A présent que Pâques était passé, les examens de fin d'année semblaient approcher à grands pas et, malgré le temps printanier qui avait enfin daigné s'installer sur l'Ecosse, bon nombre d'élèves passaient leur temps libre à la bibliothèque. Anabelle était de ceux-là. Etre la sixième des Montgomery à passer ses BUSE ne la mettait pas dans une position très confortable : elle sentait peser sur ses frêles épaules les réussites de ses aînés et elle ne pouvait faire autrement que se hisser à leur niveau. Car, dans la tête de la jeune fille, toujours prompte à critiquer sa famille, il était clair que si jamais elle ramenait moins de BUSE à la maison que, disons, Quentin paf, au hasard, tous se feraient un plaisir de le lui rappeler pour les cinquante ou soixante ans à venir. Notez, elle espérait bien couper définitivement les ponts avec cette bande de vautours sans coeur avant.
*Pff, en plus, mon rendez-vous d'orientation, c'est la semaine prochaine, et je n'ai pas encore eu le temps de regarder les brochures...* songea-t-elle en entrant dans la bibliothèque.
C'était là une autre des raisons pour lesquelles il lui fallait à tout prix passer ses examens avec brio : les résultats étaient censés déterminer l'orientation future or, Ana n'ayant absolument aucune idée de ce qu'elle pourrait bien faire de sa vie une fois sortie de Poudlard parce que bizarrement, soutirer de l'argent à la famille ne semblait pas faire partie de la liste des métiers proposés, elle avait tout intérêt à garder un maximum de matières sous le coude, non ? Parce que ce serait idiot, d'avoir un Piètre en runes pour ensuite se rendre compte que finalement, les runes, c'était trop banane. Ou pas, remarquez.

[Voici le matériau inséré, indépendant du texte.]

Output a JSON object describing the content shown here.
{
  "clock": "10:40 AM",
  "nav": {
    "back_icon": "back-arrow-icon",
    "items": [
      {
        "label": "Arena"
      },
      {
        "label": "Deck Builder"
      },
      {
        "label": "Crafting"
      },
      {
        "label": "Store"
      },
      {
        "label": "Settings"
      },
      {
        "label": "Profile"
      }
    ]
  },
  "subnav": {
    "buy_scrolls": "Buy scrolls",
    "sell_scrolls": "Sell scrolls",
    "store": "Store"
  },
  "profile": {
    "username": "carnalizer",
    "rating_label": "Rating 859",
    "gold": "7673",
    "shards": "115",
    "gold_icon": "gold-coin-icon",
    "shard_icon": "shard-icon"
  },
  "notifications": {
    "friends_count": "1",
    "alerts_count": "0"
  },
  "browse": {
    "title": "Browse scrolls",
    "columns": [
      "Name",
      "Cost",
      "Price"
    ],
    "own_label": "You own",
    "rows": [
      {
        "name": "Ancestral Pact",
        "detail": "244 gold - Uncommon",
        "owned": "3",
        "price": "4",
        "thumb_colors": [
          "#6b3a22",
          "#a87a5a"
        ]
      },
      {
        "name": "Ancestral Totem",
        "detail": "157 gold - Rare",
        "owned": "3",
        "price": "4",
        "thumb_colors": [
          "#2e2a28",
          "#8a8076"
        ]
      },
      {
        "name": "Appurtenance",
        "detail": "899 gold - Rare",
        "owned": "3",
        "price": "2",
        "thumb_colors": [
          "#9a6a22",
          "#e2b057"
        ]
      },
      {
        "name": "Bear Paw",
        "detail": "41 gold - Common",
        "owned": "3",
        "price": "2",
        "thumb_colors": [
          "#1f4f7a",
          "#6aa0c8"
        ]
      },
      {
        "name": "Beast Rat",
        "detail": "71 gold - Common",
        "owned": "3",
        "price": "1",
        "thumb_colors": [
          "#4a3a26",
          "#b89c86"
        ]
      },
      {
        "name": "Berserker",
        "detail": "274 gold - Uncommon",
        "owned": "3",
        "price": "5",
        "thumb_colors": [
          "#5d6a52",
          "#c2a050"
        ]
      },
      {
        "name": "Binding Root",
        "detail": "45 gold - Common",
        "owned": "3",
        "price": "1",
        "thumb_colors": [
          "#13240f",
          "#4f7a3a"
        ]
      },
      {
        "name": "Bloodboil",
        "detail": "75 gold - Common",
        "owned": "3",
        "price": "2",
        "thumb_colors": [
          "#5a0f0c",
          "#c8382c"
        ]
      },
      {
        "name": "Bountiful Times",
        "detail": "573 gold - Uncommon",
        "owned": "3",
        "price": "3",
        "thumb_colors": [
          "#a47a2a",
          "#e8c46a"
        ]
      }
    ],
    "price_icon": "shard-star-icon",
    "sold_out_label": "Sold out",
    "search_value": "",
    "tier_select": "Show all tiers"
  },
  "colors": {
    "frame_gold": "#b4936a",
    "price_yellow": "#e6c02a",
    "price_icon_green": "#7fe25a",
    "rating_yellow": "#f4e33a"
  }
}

Durant toute une période, la jeune fille avait caressé l'idée de travailler dans les relations moldus/sorciers. Il y avait tant à faire, pour favoriser la collaboration entre les deux communautés ! Mais depuis que Victoria était entrée au ministère, que Quentin l'y avait suivie et surtout, surtout, qu'Edward ce crevard enseignait l'étude des moldus, sa vocation première s'était considérablement refroidie. Hors de question de faire croire à ces charognes qu'elle suivait leurs traces ! Alors, en attendant que la grâce divine ne lui indique le chemin à suivre, la brunette en était réduite à marmonner un "j'sais pas" évasif lorsqu'on l'interrogeait sur ses projets professionnels. Pas certain que le professeur Chourave apprécie son "enthousiasme" lors du rendez-vous d'orientation ! D'un autre côté, elle l'aiderait peut-être à y voir plus clair ?
*Barf, au pire, je dirai n'importe quoi... Que je veux dresser des trolls de sécurité, par exemple !* pensa-t-elle en haussant machinalement les épaules, fataliste.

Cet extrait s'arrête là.